マンションを出てから見上げた空は憎たらしい程に青々と美しい。雨が降るとは思えなかったが、昔から彩夏の天気の勘はよく当たった。
鞄の奥底に押し込んだ折り畳み傘が酷く重たく感じるのは、頭の中にちらちらと沙英の表情が浮かんでは消えていっているからだろうか。あの夏から8年。もし、どこかで出会った時、彼女は俺に気付いてくれるだろうか。俺自身も沙英に気付くことができるだろうか。
「…って、これがダメなんだよな」
分かってはいるのだ。それでも、思いださずにはいられない。
一緒に暮らし始めたばかりの頃、彩夏は、秀治の一番になりたい、とちらほら口にしていたが、最近は言わなくなった。なにを思ってその台詞を封じ込んだのかは分からない。諦めたのか、それとも。
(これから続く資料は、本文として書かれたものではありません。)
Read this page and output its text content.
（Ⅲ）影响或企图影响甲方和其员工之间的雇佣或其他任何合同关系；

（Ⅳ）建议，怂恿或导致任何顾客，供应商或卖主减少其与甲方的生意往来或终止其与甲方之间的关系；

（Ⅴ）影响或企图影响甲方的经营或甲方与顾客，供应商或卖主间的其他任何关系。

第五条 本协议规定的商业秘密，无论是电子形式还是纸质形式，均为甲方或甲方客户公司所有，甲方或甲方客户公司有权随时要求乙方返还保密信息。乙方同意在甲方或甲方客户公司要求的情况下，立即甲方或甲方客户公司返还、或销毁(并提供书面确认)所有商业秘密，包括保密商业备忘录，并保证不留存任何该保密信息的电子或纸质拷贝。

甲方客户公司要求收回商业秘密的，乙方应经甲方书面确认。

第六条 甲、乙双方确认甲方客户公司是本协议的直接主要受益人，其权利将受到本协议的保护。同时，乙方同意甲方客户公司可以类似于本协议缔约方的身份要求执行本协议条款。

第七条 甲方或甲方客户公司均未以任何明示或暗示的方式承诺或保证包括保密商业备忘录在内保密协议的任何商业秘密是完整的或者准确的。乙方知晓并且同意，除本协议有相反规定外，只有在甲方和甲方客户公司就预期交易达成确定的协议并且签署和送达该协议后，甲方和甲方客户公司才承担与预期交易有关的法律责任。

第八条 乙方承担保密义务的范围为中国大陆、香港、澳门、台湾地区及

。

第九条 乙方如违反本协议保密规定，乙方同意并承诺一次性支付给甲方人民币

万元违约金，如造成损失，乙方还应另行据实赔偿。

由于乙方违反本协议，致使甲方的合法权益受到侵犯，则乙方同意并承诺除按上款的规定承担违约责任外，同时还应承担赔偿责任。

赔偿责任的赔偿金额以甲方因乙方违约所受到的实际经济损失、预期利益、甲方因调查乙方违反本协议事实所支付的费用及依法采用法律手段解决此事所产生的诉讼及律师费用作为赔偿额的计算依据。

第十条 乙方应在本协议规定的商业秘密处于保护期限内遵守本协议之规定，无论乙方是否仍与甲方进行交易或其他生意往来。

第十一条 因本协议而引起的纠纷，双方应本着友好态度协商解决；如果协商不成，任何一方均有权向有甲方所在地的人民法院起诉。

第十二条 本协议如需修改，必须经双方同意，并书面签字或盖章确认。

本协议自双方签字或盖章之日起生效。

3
悶々と考えながら歩いていると、気付けば最寄駅に着いていた。俺は大学卒業後、都内でベーカリーカフェを数十店舗展開する会社に入った。昨年、入社後に配属された店舗で店長を任されたかと思えば、いつの間にやら新店の店長を任されることになったのだ。
ああ、そうだ。こんなにも沙英のことを思いだしてしまうのは昨日まで新店オープンの準備だと慌ただしくしていたのが幾らか落ち着いたせいだ。今の俺はちゃんと彩夏を愛している。
「せっかく、新店のオープンだって日に、なんつう暗い顔して歩いてんすか」
ぼんやりとしたまま電車に乗り、店の最寄駅で降りると声をかけられた。はっと顔を上げると、前の店からの付き合いの山路諒がどこか呆れ顔で立っている。彼はいわゆる夢追いのフリーターで、アルバイトをしながらバンド活動に勤しんでいる。ひょろりと背が高い優男だ。